Reconstruction-era politicians were routinely
vilified until evidence filtered out that blacks
elected to state legislatures and Congress
between 1868 and 1880 ended the notorious
Georgia chain gang, instituted free public
schools and provided support for a
coast-to-coast railroad system, ushering in
Henry Grady’s New South.
Whenever an apology
or reparations for slavery are discussed
Confederate heritage devotees invariably cite
the deaths of hundreds of thousands of
Confederate soldiers as recompense for the
iniquities of slavery. While that argument has
some merit, those deaths did not redeem the
decades of exclusion, voter intimidation,
economic discrimination and violence that
followed the end of slavery. An apology
for post-Reconstruction Jim Crow and present-day
patterns of exclusion should be the order of the
day.
For example,
Redemption – the period of time after
Reconstruction ended with the Tilden Hayes
compromise in 1877 – is rarely discussed in high
school and college texts. Southerners, eager to
regain control of what they considered to be
their rightful place, organized posses of
vigilantes who terrorized blacks and their
sympathizers. The term Redemption was an early
use of political euphemism to put a benign face
on one of the most terrible and shameful periods
in American history. Thousands of blacks were
shot, maimed, butchered and lynched to
intimidate them from exercising the vote and
achieving social and economic parity.
I agree with the
proponents that too few of us have any sense of
the Confederacy. Thus, we are unable to
recognize its tentacles that creep stealthily
into the 21st Century. The
proponents of Confederate History Month say they
don’t want to celebrate the War Between the
States. I take them at their word in hope that
we finally explore the period, its philosophy
and history and educate the public about the
Lost Cause. We could learn much from it.
Secondly, the
adoption of Confederate History Month will show
the nation how alive and well race-baiting is in
the South. Despite gleaming and economically
vibrant cities like Birmingham, Atlanta and
Charlotte, the old south still lives in the
presumed white superiority of some. We are
fighting a cold war in Georgia – between rural
conservatives and urban progressives. There is
no way to understand super-stringent Voter ID
laws, unchecked racial profiling by law
enforcement, vehement opposition to affirmative
action in even the meekest forms and
extraordinarily high levels of minority
incarceration without reference to race.
The State of
Georgia’s recurring passion to control
Hartsfield Jackson, a grossly under-funded Early
Intervention program to bolster the educational
opportunity of poor children, the latter-day
secession of Sandy Springs from Fulton County,
the State’s failure to support Grady Hospital,
Cobb and Gwinnett’s refusal to join MARTA are
all evidence of racial enmity, fueled by the
fear of economic competition and fiercely-held
(if subliminal) attitudes of white supremacy.

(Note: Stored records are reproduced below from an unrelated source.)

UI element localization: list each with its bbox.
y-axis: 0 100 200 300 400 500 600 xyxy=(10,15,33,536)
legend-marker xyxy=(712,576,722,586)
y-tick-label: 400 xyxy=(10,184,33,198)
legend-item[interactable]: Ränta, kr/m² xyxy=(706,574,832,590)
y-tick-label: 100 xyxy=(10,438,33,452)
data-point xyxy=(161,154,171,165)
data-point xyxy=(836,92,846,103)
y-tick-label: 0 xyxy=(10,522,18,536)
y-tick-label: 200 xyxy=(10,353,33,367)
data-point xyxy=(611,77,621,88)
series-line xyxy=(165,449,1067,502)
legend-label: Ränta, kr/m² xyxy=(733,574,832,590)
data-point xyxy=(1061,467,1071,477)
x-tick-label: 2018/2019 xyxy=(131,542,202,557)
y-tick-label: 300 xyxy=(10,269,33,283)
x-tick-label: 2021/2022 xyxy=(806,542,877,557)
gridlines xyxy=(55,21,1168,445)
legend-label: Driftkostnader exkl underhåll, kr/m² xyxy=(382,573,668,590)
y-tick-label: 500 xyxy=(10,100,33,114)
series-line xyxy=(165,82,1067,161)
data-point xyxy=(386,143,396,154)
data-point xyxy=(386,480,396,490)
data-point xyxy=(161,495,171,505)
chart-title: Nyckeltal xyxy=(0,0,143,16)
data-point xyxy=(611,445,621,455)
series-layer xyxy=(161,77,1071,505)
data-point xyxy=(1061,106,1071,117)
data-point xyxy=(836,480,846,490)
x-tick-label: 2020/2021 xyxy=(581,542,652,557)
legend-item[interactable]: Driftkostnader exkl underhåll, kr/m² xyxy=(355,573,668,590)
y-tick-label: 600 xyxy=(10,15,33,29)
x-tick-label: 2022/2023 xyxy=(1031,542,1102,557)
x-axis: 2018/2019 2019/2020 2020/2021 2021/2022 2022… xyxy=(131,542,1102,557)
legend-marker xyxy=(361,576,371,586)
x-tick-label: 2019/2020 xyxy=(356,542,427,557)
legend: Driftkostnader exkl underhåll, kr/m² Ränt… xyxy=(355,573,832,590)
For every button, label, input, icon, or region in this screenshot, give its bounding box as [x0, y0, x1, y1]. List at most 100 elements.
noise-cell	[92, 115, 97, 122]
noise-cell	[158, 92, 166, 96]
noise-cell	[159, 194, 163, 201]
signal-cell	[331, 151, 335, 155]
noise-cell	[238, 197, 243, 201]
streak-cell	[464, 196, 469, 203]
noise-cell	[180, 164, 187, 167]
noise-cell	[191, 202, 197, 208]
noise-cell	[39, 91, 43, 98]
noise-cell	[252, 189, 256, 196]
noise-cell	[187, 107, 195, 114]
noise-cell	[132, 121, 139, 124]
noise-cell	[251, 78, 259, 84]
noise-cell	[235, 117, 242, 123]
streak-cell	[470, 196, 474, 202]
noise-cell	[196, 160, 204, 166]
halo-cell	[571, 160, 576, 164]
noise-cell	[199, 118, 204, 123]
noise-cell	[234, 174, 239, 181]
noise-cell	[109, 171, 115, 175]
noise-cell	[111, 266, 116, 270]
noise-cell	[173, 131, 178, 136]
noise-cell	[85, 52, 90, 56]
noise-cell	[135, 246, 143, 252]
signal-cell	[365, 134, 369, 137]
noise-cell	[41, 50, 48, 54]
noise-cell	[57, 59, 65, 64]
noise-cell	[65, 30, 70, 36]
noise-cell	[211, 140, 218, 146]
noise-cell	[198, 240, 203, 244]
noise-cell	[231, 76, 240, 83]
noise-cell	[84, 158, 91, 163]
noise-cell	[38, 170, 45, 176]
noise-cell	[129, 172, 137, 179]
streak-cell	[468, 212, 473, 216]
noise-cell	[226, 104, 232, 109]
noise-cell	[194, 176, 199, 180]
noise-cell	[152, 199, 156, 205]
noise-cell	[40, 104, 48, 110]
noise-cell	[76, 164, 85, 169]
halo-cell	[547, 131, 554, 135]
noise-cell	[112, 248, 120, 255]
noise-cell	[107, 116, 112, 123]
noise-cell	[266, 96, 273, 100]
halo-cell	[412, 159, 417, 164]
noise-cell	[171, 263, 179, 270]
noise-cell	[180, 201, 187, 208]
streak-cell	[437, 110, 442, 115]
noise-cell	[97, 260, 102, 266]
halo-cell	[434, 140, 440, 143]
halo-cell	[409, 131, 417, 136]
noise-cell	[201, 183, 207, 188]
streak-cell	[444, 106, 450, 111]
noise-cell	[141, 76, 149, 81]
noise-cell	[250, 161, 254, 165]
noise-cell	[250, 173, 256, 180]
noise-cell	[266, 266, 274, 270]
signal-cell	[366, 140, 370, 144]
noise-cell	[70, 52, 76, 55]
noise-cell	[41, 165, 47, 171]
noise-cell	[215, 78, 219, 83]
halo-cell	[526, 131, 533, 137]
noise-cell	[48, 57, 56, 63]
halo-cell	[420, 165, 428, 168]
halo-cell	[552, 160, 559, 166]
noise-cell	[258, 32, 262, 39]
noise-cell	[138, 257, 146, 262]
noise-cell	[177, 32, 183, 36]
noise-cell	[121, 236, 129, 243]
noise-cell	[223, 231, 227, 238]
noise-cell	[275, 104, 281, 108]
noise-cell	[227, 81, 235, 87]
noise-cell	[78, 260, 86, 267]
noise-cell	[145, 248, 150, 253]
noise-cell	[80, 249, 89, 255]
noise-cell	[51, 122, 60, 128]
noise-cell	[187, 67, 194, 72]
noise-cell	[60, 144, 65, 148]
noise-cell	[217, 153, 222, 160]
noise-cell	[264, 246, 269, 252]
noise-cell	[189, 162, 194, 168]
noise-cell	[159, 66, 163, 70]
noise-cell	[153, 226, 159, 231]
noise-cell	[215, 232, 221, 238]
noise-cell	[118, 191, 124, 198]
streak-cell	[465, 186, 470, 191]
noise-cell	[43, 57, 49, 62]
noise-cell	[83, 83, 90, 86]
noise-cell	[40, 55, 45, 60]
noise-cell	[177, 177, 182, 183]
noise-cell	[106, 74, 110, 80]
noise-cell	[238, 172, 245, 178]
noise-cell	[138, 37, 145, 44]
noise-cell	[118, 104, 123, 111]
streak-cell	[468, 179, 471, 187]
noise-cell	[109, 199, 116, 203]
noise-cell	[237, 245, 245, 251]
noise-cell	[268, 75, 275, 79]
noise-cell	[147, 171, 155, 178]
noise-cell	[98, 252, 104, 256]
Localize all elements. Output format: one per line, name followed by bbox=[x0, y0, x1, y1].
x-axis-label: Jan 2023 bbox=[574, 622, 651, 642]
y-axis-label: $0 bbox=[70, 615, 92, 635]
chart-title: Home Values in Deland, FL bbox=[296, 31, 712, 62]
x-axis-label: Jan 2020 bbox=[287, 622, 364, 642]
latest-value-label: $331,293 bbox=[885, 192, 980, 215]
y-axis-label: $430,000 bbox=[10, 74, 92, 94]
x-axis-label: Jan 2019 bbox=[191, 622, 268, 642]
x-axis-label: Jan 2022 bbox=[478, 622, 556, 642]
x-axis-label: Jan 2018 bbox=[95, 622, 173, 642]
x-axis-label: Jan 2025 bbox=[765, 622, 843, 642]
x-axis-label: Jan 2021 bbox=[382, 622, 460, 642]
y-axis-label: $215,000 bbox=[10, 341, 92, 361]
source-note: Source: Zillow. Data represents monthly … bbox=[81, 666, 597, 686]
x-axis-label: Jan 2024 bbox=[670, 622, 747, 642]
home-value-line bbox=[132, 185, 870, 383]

The fact that we still bear the sins of the
Confederacy is everywhere evident in today’s
Georgia politics. Confederate History Month may
prove to be the same kind of turning point for
this Civil War that the televised dogs and fire
hoses in Birmingham proved to be for the second
Civil War forty years ago.
Blacks, whites and
the region suffered culturally and economically
for the Lost Cause, and continue to do so to
this day. As Martin Luther King preached,
unearned suffering is redemptive. Not the kind
of Redemption practiced during the closing
decades of the 19th century that gave
birth to the Ku Klux Klan, but the redemption
that comes from understanding and
reconciliation. The more we know about the
Confederacy, the sooner we can consign it to the
ashbin of history. If Confederate History Month
can help us finally accept our shared destiny
across the chasm of race, then bring it on.